Not quite on the heels of why I don’t like Ebsco’s new visual search, parts one and two, there are suddenly all kinds of different ways to search for news and information to try. I’ll admit, I don’t totally get any of these yet. I’ve barely played with them, which is part of the reason for that. I think that they’re not fully ready to be gotten yet, though as well.
What’s interesting to me is this common thread running through all of these attempts — the idea that people searching want to see how their results connect to each other. They want to see connections and context. I think this is true, and I think that it’s something we have a hard time doing when we research, especially keyword-research, online. I’m liking the trend, though I’m still a little unclear on the execution to date.
First, from Google Labs
Google Experimental Search. If you have a Google account, and you choose to “join” this experiment, you get some additional options for your results. (A note – all of these images are to screenshots. You have to be logged in and part of the experimental search to see what I’m seeing)
The “info view” seems to be about refining your results. You can choose to focus on a particular location, or a particular period in time. Here’s the WGA strike search, refined by “Vancouver.”
I’m not sure exactly what the cool factor is with the timeline refining feature – it seems to pull out results about a particular time, not so much results that were from a particular time. So things like Wikipedia articles, which include lots and lots of dates tend to appear pretty high on those results, no matter which timeframe you try to limit to. I appreciate the concept behind these options, but really, I didn’t find nearly as much to play with as I did in the next two options, at least not yet.
Next, we have Silobreaker. From the site:
More than a news aggregator, Silobreaker provides relevance by looking at the data it finds like a person does. It recognises people, companies, topics, places and keywords; understands how they relate to each other in the news flow, and puts them in context for the user.

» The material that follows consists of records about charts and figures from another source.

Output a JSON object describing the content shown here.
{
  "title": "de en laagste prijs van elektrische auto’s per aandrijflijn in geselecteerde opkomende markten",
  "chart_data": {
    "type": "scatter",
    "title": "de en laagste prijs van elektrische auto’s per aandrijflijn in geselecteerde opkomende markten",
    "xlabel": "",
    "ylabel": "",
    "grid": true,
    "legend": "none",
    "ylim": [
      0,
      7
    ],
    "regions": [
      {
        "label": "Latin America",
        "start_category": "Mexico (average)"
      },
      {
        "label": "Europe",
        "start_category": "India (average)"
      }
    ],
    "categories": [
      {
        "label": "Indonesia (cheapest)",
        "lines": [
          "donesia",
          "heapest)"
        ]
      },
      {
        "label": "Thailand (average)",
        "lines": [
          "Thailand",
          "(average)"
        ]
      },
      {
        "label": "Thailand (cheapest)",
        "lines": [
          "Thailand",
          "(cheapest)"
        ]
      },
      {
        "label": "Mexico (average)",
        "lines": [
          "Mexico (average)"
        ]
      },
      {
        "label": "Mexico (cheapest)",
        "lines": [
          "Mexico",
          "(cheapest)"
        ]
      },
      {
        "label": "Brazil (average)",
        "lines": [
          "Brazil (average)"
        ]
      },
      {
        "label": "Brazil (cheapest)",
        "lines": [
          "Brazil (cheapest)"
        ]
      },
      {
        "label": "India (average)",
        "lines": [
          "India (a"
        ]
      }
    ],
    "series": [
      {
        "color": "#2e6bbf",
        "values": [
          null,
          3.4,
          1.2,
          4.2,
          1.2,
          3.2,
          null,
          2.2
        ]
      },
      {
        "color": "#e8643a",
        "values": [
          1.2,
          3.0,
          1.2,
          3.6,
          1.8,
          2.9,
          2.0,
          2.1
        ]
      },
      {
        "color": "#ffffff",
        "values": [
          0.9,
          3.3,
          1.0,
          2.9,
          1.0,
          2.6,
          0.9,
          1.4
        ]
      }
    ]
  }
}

As you can probably imagine, the idea that it’s looking at things just like a person would is a little bit suspect. And from what I can see, it does better recognizing fairly concrete things like people and places than more abstract concepts or (especially) keywords that can mean more than one thing.
The default search is called the 360 search and it brings back a big bunch of different ways of looking at results. At the top is the expected list of articles and other resources, with things like photographs and YouTube videos in the right-hand sidebar. Below the fold, you’ll find the additional options:
Of these, I found the network view to be the most fun. It was really more fun for me to see the people and places that Silobreaker included in the network than it was for me to drill down to the articles and webpages associated with those people and places, but I can see where this would be valuable for certain searches. There’s also the “trends” view at the bottom, but I haven’t figured out why that’s cool yet. I don’t think I’ve been doing the right kinds of searches.
Finally, TextMap. From the site:
s a search engine for entities: the important (and not so important)people, places, and things in the news. Our news analysis system automatically identifies and monitors these entities, and identifies meaningful relationships between them.
Time and place are some factors TextMap uses to contextualize results, but its main point of organization is the “entity.” Do a search, and your results come back listed by “entities” – which can be people, places, companies and more. From the main TextMap page, you can also browse by predefined entities. Click on an entity – and your results come back clustered around that entity.
(And at this point, the word “entity” has started to look really weird to me)
Like Silobuster, TextMap’s options include a network view and a heatmap view. There is also a “reference time” view and juxtapositions between your entity and others.
There’s some awkwardness and “not quite getting it” pieces to all of these options for me. Part of this, of course, is from the fact that I just haven’t played with them very much. Part of it is probably that the underlying metadata won’t really support the types of visualizations they’re trying to provide well enough – or that the sites they’re drawing data from are uneven in their metadata, so the existence of the metadata is skewing what you see in the results. Still, the idea that the user needs and wants to see the contextualization, and the relationships between the information sources they’re using, is exciting.